All the while, Kidder was careful to avoid focusing on his longtime loves like fishing or baseball, fearing that if he spent too much time in any of those areas it might make him “get sick of it.”
Kidder was born in New York in 1945 and attended Harvard University, where he enrolled in ROTC to avoid being drafted for the Vietnam War.
After graduation, although he thought he would be assigned a communications intelligence role in Washington, Kidder was sent to Vietnam, where the 22-year-old was placed in command of an eight-man radio search detachment in the rear that monitored the communications of enemy units to try to pinpoint their locations.

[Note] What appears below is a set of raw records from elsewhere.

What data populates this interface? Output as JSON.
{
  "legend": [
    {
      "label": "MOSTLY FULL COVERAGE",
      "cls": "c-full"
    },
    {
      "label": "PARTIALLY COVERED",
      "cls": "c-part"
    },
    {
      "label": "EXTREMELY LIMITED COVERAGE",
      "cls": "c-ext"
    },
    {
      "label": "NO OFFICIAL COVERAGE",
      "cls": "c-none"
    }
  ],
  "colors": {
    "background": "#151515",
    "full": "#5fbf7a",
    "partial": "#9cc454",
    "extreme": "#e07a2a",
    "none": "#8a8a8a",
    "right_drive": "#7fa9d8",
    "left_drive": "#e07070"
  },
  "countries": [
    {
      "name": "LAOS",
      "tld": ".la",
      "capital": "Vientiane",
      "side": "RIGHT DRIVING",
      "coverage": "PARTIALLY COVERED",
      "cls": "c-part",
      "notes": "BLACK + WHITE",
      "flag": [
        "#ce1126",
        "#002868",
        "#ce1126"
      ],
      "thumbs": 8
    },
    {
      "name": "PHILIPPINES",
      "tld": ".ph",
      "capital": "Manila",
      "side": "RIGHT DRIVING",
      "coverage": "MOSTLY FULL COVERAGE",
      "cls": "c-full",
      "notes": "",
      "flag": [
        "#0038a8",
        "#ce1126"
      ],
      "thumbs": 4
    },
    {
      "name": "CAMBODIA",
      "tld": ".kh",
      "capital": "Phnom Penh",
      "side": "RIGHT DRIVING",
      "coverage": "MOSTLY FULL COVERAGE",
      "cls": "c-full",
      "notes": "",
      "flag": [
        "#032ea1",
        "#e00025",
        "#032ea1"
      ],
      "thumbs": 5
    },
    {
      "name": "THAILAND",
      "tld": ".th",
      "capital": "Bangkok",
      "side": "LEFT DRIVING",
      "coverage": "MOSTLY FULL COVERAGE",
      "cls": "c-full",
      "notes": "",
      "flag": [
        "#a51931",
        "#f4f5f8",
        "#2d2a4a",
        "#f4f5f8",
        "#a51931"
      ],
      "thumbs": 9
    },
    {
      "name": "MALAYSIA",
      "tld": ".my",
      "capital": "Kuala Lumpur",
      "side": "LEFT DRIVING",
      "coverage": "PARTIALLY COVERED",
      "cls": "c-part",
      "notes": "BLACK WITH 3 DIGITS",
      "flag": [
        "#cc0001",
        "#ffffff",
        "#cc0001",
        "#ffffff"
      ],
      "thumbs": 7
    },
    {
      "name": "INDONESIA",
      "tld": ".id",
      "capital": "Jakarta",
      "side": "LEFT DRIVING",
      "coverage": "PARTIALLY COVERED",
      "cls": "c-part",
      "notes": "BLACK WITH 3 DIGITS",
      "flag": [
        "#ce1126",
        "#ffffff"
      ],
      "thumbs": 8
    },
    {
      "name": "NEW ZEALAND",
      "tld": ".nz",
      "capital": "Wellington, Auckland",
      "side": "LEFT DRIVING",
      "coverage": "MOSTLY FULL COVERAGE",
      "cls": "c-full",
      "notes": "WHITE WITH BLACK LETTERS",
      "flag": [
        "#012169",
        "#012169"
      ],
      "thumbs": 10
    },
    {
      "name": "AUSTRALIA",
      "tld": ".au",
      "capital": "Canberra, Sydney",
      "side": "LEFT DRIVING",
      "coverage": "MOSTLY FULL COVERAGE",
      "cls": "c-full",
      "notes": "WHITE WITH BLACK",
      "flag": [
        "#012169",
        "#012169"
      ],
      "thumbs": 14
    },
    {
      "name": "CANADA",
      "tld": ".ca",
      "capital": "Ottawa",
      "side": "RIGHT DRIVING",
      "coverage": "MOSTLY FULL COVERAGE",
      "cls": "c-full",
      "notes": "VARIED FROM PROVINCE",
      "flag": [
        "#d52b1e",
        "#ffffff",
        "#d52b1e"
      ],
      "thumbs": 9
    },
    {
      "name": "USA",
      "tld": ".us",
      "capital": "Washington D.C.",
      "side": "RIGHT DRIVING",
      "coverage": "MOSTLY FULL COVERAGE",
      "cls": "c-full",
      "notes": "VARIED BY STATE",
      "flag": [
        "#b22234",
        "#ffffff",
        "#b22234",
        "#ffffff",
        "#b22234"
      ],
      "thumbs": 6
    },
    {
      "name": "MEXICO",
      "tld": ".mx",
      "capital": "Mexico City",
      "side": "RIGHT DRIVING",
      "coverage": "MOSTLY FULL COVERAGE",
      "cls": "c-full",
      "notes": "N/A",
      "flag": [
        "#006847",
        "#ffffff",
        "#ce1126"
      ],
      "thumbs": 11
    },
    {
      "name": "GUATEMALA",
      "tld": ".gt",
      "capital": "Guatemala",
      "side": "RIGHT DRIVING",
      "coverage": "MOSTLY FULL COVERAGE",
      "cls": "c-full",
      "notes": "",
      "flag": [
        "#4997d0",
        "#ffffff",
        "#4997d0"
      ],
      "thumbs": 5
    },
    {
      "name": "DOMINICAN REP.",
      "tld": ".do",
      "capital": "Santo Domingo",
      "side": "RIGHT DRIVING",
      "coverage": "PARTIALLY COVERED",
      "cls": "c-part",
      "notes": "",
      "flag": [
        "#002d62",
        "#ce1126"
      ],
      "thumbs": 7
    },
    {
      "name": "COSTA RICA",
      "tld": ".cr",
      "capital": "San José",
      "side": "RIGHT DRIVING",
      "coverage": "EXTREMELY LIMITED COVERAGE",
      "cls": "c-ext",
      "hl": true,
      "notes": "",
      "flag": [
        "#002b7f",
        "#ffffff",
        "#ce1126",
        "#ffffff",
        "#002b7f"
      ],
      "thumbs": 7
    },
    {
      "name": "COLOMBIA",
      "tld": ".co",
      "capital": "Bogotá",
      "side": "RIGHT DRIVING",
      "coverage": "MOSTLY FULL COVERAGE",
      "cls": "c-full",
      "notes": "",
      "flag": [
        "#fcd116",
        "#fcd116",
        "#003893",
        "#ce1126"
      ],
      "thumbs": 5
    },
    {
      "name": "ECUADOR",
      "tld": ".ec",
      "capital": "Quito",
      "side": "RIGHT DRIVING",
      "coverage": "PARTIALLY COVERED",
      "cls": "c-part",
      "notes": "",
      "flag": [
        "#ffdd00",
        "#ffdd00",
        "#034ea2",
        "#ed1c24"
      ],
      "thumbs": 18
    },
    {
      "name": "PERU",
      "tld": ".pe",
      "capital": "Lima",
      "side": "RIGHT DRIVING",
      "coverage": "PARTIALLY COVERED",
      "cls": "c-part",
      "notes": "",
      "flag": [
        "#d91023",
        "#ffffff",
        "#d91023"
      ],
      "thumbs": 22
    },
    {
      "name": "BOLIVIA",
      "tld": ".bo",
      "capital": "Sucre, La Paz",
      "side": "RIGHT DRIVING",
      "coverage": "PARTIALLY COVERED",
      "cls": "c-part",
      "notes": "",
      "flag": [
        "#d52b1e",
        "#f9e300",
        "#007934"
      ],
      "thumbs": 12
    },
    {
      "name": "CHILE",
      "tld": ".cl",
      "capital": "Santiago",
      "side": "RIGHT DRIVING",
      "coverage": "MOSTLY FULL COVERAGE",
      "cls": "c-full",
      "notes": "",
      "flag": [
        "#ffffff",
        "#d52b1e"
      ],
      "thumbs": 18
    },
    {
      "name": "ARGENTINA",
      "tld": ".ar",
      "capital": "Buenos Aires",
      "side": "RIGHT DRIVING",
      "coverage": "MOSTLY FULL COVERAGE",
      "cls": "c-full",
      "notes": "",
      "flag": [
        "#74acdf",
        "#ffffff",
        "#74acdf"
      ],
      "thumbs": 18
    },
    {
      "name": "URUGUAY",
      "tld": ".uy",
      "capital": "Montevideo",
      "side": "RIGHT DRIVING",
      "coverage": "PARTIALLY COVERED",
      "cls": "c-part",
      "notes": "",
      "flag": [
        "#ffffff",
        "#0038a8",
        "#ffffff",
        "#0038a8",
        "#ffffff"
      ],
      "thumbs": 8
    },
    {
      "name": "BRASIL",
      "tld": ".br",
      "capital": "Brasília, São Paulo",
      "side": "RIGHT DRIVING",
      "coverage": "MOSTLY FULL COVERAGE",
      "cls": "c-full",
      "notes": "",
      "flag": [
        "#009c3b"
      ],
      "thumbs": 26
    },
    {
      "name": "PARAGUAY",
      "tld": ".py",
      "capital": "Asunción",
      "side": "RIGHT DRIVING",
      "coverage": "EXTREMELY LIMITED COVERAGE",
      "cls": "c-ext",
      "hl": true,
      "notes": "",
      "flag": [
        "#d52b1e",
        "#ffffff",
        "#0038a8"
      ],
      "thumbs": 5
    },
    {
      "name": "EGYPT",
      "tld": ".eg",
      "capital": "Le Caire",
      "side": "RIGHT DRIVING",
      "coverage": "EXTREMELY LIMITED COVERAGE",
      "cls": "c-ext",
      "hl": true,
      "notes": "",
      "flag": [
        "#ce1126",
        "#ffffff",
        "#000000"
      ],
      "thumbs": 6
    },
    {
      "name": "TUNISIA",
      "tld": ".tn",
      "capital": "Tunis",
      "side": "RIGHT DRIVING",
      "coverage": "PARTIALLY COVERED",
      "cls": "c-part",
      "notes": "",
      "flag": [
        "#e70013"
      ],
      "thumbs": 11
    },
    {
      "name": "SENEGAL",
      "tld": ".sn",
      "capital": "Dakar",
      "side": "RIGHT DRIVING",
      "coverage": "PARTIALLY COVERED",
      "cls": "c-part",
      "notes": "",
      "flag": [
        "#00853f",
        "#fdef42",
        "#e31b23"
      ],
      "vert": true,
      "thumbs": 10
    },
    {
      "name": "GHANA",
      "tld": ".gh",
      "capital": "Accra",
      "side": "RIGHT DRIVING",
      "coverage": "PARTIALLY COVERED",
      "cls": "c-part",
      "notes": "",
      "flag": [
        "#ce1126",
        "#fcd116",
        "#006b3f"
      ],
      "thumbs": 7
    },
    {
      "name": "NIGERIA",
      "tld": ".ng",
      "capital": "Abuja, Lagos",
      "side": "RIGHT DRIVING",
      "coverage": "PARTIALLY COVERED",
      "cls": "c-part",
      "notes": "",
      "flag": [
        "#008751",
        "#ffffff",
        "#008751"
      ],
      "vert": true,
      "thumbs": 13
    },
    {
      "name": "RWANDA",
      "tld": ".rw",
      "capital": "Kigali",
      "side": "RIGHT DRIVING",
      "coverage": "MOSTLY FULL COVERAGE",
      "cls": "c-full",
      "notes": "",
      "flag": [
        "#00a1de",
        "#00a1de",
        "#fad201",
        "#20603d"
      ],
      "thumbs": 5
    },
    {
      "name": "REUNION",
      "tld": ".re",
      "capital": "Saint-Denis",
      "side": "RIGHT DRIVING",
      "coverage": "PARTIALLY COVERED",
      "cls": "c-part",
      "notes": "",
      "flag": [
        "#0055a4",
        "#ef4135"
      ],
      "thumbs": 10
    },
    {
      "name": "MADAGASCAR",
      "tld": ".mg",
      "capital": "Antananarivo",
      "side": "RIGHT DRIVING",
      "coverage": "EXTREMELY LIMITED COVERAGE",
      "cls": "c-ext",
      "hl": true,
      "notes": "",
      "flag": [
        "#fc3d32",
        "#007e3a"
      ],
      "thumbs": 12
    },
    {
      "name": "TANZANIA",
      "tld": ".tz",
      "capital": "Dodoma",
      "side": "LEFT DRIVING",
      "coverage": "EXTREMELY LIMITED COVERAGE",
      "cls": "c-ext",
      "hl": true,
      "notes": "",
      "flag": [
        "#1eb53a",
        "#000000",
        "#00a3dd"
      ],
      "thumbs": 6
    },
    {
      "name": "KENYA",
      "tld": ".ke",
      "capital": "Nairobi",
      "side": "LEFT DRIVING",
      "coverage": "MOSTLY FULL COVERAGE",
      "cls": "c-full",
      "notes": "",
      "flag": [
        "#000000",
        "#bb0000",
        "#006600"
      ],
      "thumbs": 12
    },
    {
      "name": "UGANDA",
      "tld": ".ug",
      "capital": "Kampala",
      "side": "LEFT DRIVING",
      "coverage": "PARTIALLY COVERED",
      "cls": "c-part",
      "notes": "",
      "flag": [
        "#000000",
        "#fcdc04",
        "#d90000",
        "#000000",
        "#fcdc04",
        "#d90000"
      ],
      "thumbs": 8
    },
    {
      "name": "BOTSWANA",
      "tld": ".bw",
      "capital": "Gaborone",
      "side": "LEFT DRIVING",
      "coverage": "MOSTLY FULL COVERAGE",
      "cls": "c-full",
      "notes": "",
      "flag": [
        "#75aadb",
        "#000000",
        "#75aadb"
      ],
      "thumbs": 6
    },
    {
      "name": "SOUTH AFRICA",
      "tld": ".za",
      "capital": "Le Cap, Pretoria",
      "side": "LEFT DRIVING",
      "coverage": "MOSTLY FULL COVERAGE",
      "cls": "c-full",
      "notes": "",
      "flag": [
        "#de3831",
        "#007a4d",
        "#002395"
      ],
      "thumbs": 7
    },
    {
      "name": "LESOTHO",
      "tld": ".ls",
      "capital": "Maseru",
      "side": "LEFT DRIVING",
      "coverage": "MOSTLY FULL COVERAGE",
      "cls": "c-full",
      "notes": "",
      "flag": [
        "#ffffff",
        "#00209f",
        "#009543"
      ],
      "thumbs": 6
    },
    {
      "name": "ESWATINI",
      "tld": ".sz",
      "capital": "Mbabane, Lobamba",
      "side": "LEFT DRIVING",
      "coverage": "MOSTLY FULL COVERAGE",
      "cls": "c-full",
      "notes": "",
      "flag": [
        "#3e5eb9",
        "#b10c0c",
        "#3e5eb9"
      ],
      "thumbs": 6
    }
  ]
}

Kidder documented the disconcerting experience in 2005’s “My Detachment,” an often humorous memoir that offered a glimpse into the lives of the support troops who made up most of the more than 500,000 U.S. service members who were in Vietnam at the height of the surge when the author served there in 1968-69. War became an abstraction for Kidder, who never saw combat and knew the enemy only as “dots on a map.”
After the war, Kidder and his new wife, Frances Gray Toland, moved to the Midwest so Kidder could enroll in the University of Iowa’s prestigious creative writing program, where he latched onto the New Journalism wave started by writers like Tom Wolfe and Truman Capote.
Kidder hated the title “literary journalist,” telling the Dallas Morning News in 2010 that he found the description “pretentious.”
The term creative nonfiction also irked him: “It suggests that we are making things up. »
Instead, he saw himself as a storyteller.
“I don’t think fiction and nonfiction are that different, except that nonfiction can’t be invented,” he told the AP. “But I object to those who think that nonfiction should not appropriate the techniques of fiction…They belong to storytelling.”
Kidder is survived by his wife, Fran, their two children, Nat Kidder and Alice Kidder Bukhman, and four grandchildren.